ATLANTA — Like so many thousands of mothers across the nation over the last several years, Jennifer Bryant Hodge lost her son, Robbie, to an accidental overdose of fake Xanax two years ago. But what happened just a few weeks ago has offered comfort to the grieving metro Atlanta mother.

According to her Facebook post, Hodge was watching TV late one recent night with her daughter, Lauren. Through Hodge’s cell phone, her Nest home security system alerted the two women to an intruder in the home’s kitchen. The system captured a ghostly image that, according to both women, looked exactly like Robbie.

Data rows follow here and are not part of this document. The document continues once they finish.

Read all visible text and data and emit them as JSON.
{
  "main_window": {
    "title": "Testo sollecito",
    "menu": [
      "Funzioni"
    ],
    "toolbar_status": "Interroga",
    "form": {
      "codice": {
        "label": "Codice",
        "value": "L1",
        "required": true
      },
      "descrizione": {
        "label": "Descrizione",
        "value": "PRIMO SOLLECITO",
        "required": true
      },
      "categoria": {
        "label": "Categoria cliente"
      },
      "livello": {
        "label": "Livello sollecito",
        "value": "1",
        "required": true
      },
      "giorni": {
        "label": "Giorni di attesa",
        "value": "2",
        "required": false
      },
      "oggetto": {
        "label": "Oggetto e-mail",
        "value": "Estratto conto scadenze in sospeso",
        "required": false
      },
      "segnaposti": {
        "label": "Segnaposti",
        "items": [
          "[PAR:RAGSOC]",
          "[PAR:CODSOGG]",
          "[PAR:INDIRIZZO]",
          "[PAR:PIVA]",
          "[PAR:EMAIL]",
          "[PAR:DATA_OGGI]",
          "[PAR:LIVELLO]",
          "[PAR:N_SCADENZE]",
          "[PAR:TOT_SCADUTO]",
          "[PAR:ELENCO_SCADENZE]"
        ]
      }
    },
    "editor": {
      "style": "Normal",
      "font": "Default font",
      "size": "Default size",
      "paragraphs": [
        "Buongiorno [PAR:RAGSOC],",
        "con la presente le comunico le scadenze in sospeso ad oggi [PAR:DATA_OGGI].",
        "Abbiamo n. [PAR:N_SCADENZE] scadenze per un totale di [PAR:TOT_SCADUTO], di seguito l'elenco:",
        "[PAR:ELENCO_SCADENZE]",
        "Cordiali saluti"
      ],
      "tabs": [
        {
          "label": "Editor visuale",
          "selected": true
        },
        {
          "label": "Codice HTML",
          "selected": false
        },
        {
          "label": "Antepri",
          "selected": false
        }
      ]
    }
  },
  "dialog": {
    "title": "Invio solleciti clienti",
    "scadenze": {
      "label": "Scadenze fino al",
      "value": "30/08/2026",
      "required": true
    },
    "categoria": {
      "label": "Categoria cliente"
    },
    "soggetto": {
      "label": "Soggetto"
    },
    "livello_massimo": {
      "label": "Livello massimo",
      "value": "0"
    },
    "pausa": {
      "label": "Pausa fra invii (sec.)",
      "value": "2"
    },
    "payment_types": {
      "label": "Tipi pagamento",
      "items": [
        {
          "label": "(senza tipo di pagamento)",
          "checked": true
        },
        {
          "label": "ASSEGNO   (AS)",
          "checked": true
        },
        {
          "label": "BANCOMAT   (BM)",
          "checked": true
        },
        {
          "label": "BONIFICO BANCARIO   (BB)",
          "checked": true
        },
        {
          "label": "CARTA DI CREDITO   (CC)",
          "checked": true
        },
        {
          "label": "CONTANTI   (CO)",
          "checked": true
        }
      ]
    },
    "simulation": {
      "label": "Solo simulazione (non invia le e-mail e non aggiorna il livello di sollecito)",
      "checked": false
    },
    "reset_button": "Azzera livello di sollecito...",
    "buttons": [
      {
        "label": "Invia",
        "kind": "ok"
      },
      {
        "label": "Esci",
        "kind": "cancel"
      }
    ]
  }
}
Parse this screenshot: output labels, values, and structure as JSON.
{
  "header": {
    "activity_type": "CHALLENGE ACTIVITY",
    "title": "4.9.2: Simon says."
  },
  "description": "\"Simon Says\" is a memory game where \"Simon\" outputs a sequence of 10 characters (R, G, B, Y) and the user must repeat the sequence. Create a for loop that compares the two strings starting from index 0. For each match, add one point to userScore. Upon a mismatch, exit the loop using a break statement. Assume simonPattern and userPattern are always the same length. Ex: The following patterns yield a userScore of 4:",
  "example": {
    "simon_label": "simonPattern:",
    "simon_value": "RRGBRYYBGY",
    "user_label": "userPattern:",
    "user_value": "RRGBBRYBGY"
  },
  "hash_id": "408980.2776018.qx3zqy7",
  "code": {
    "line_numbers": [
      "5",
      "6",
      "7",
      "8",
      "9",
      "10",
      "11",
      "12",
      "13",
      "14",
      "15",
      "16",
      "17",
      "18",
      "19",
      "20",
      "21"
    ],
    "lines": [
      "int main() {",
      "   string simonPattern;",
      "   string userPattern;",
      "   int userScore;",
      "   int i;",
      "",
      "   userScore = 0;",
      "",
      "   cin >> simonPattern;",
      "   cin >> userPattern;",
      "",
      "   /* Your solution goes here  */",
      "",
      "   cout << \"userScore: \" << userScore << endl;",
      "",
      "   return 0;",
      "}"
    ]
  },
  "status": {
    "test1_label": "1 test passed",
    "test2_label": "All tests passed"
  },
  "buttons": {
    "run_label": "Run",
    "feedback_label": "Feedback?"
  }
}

Both women ran to the kitchen after seeing the image, to find no one there.

Nest Labs is an American manufacturer of smart home products including thermostats, smoke detectors, and security systems including smart doorbells and smart locks.

Hodge is an executive realtor at Century 21, and a Kennesaw State University graduate, according to her Facebook page. Prior to Robbie’s death, she and her son established a charity to help people battling addiction. Hodge acknowledged her son was battling a heroin addiction.

According to the National Institute on Drug Abuse, more than 130 people in the United States die every day after overdosing on opioids. The misuse of and addiction to opioids –including prescription pain relievers, heroin, and synthetic opioids such as fentanyl — is a national crisis that affects public health as well as social and economic welfare. The Centers for Disease Control and Prevention estimates that the total “economic burden” of prescription opioid misuse alone in the United States is $78.5 billion a year, including the costs of healthcare, lost productivity, addiction treatment, and criminal justice involvement.

In the late 1990s, according to the organization, pharmaceutical companies reassured the medical community patients would not become addicted to prescription opioid pain relievers, and healthcare providers began to prescribe them at greater rates. This subsequently led to widespread diversion and misuse of these medications before it became clear that these medications could indeed be highly addictive. Opioid overdose rates then began to increase.